Two leaders from the University of Miami named 2020 Herald Influencers

By News@TheU

Two leaders from the University of Miami named 2020 Herald Influencers

By News@TheU
Through the end of this year, they will join a group of statewide leaders from a variety of perspectives and industries in assessing the major challenges facing the state of Florida.

Rudy Fernandez, the University’s senior vice president for public affairs and communications and chief of staff to the president, and Dr. Hansel Tookes, assistant professor at the Miller School of Medicine, were tapped as influencers for the Miami Herald, El Nuevo Herald, and Bradenton Herald 2020 Florida Influencers series.

They will join other prominent Floridians through the end of 2020 in assessing the biggest issues facing the state and in finding solutions to its problems.    

Tookes, a faculty member in the Department of Infectious Diseases, has been a tireless advocate for needle exchange programs to help reduce the rate of HIV since his years as a medical student.

In 2016, the Florida legislature allowed the University to establish a pilot needle-exchange program by passing a law called the Florida Infectious Disease Elimination Act, or IDEA.

Last year, the state legislature passed a bill to expand the Miami-Dade pilot program, allowing additional counties to take part in the needle exchange, with approval by county commissions.

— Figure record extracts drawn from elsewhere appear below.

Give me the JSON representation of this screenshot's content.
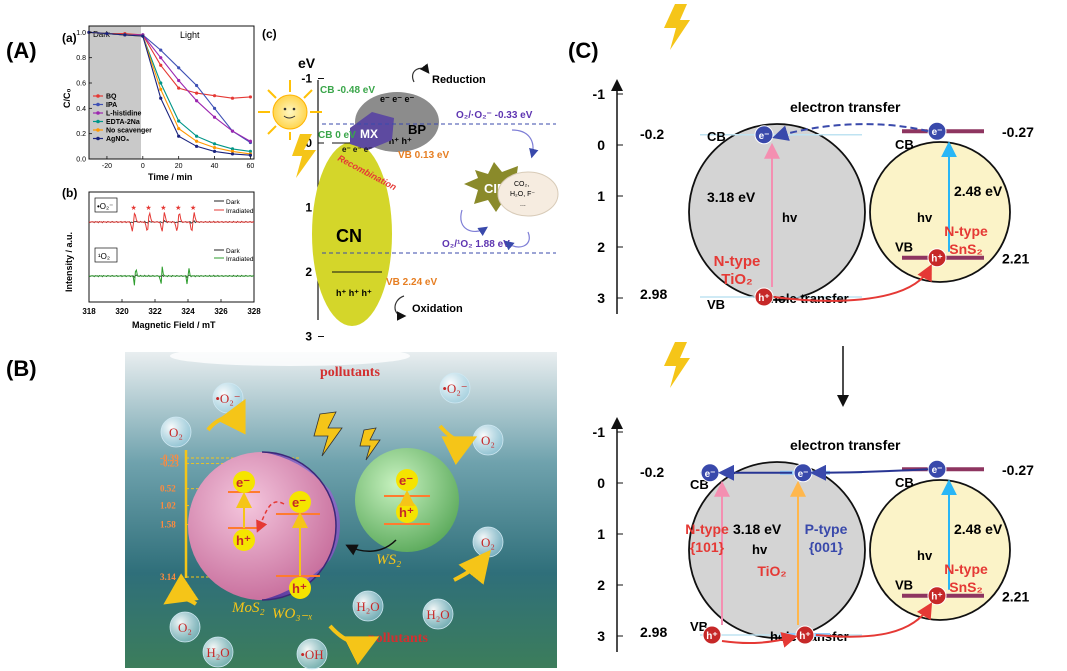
{
  "panel_labels": {
    "A": "(A)",
    "B": "(B)",
    "C": "(C)"
  },
  "panelA": {
    "sub_a": {
      "label": "(a)",
      "region_dark": "Dark",
      "region_light": "Light",
      "ylabel": "C/C₀",
      "xlabel": "Time / min",
      "xticks": [
        "-20",
        "0",
        "20",
        "40",
        "60"
      ],
      "yticks": [
        "0.0",
        "0.2",
        "0.4",
        "0.6",
        "0.8",
        "1.0"
      ],
      "chart_data": {
        "type": "line",
        "x": [
          -30,
          -20,
          -10,
          0,
          10,
          20,
          30,
          40,
          50,
          60
        ],
        "xlim": [
          -30,
          62
        ],
        "ylim": [
          0,
          1.05
        ],
        "series": [
          {
            "name": "BQ",
            "color": "#e53935",
            "values": [
              1.0,
              0.99,
              0.99,
              0.98,
              0.74,
              0.56,
              0.52,
              0.5,
              0.48,
              0.49
            ]
          },
          {
            "name": "IPA",
            "color": "#3f51b5",
            "values": [
              1.0,
              0.99,
              0.98,
              0.98,
              0.86,
              0.72,
              0.58,
              0.4,
              0.22,
              0.13
            ]
          },
          {
            "name": "L-histidine",
            "color": "#9c27b0",
            "values": [
              1.0,
              0.99,
              0.98,
              0.98,
              0.8,
              0.62,
              0.46,
              0.33,
              0.22,
              0.14
            ]
          },
          {
            "name": "EDTA-2Na",
            "color": "#009688",
            "values": [
              1.0,
              0.99,
              0.98,
              0.97,
              0.6,
              0.3,
              0.18,
              0.12,
              0.08,
              0.06
            ]
          },
          {
            "name": "No scavenger",
            "color": "#ff9800",
            "values": [
              1.0,
              0.99,
              0.98,
              0.97,
              0.55,
              0.24,
              0.14,
              0.09,
              0.06,
              0.04
            ]
          },
          {
            "name": "AgNO₃",
            "color": "#1a237e",
            "values": [
              1.0,
              0.99,
              0.98,
              0.97,
              0.48,
              0.18,
              0.1,
              0.06,
              0.04,
              0.03
            ]
          }
        ]
      }
    },
    "sub_b": {
      "label": "(b)",
      "ylabel": "Intensity / a.u.",
      "xlabel": "Magnetic Field / mT",
      "xticks": [
        "318",
        "320",
        "322",
        "324",
        "326",
        "328"
      ],
      "tag_top": "•O₂⁻",
      "tag_bottom": "¹O₂",
      "legend_top": [
        "Dark",
        "Irradiated"
      ],
      "legend_bottom": [
        "Dark",
        "Irradiated"
      ],
      "color_dark": "#222222",
      "color_irr_top": "#e53935",
      "color_irr_bottom": "#2e9e2e"
    },
    "sub_c": {
      "label": "(c)",
      "ev": "eV",
      "yticks": [
        "-1",
        "0",
        "1",
        "2",
        "3"
      ],
      "cb_bp": "CB -0.48 eV",
      "cb_cn": "CB 0 eV",
      "vb_bp": "VB 0.13 eV",
      "vb_cn": "VB 2.24 eV",
      "o2_level": "O₂/·O₂⁻ -0.33 eV",
      "singlet_level": "O₂/¹O₂ 1.88 eV",
      "reduction": "Reduction",
      "oxidation": "Oxidation",
      "recombination": "Recombination",
      "cn": "CN",
      "bp": "BP",
      "mx": "MX",
      "cip": "CIP",
      "electrons": "e⁻ e⁻ e⁻",
      "holes": "h⁺ h⁺ h⁺",
      "products": [
        "CO₂,",
        "H₂O, F⁻",
        "..."
      ]
    }
  },
  "panelB": {
    "pollutants_top": "pollutants",
    "pollutants_bottom": "pollutants",
    "o2_radical": "•O₂⁻",
    "o2": "O₂",
    "h2o": "H₂O",
    "oh_radical": "•OH",
    "mos2": "MoS₂",
    "wo3": "WO₃₋ₓ",
    "ws2": "WS₂",
    "e": "e⁻",
    "h": "h⁺",
    "energy_levels": [
      "-0.39",
      "-0.23",
      "0.52",
      "1.02",
      "1.58",
      "3.14"
    ]
  },
  "panelC": {
    "top": {
      "title": "electron transfer",
      "bottom_label": "hole transfer",
      "yticks": [
        "-1",
        "0",
        "1",
        "2",
        "3"
      ],
      "left_cb": "-0.2",
      "left_vb": "2.98",
      "right_cb": "-0.27",
      "right_vb": "2.21",
      "cb": "CB",
      "vb": "VB",
      "gap_left": "3.18 eV",
      "gap_right": "2.48 eV",
      "hv": "hv",
      "left_type": "N-type",
      "left_mat": "TiO₂",
      "right_type": "N-type",
      "right_mat": "SnS₂",
      "e": "e⁻",
      "h": "h⁺"
    },
    "bottom": {
      "title": "electron transfer",
      "bottom_label": "hole transfer",
      "yticks": [
        "-1",
        "0",
        "1",
        "2",
        "3"
      ],
      "left_cb": "-0.2",
      "left_vb": "2.98",
      "right_cb": "-0.27",
      "right_vb": "2.21",
      "cb": "CB",
      "vb": "VB",
      "gap_left": "3.18 eV",
      "gap_right": "2.48 eV",
      "hv": "hv",
      "n_type": "N-type",
      "n_facet": "{101}",
      "p_type": "P-type",
      "p_facet": "{001}",
      "left_mat": "TiO₂",
      "right_type": "N-type",
      "right_mat": "SnS₂",
      "e": "e⁻",
      "h": "h⁺"
    }
  },
  "colors": {
    "grey_sphere": "#d4d4d4",
    "yellow_sphere": "#fbf3c8",
    "band_bar": "#8e3560",
    "electron": "#3949ab",
    "hole": "#c62828",
    "red_text": "#e53935",
    "blue_text": "#3949ab",
    "lightning": "#f5c518",
    "cyan_arrow": "#29b6f6",
    "pink_arrow": "#f48fb1",
    "orange_arrow": "#ffb74d"
  }
}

Counties can contract with hospitals, health clinics, or medical schools to operate the programs.

“I spent the last decade working to change policies to improve the lives of some of our most vulnerable communities, and I learned most of all that both sides (blue and red) ultimately want what’s best,” said Tookes. “We have made considerable progress in this state, but there are forces at work that threaten our progress. And, I’m excited to share my perspective and keep everyone honest as we fight for social justice and equality.”

Fernandez, a respected community leader with extensive experience in government affairs and communications, served as a special assistant to the president in the George W. Bush White House before joining the University in 2007.

When asked to identify the biggest challenge facing the state of Florida

Fernandez said that he believed the most pressing issue facing Florida is environmental sustainability.

“We must continue to invest in infrastructure to create a more resilient Florida,” he said. “Our waterways are one of our most precious resources—a feature that sets us apart and helps drive our economy. To ensure our long-term viability, the public and private sector must work collaboratively to find innovative solutions that protect our ecosystem.”

In its third year, the Florida Influencers series brings some of the best minds in the community together to discuss the state’s most pressing problems. Past Influencers from the University include President Julio Frenk; Mary Anne Franks, professor of law at the School of Law and Dean’s Distinguished Scholar; and Xavier Cortada, professor of practice and triple University alumnus.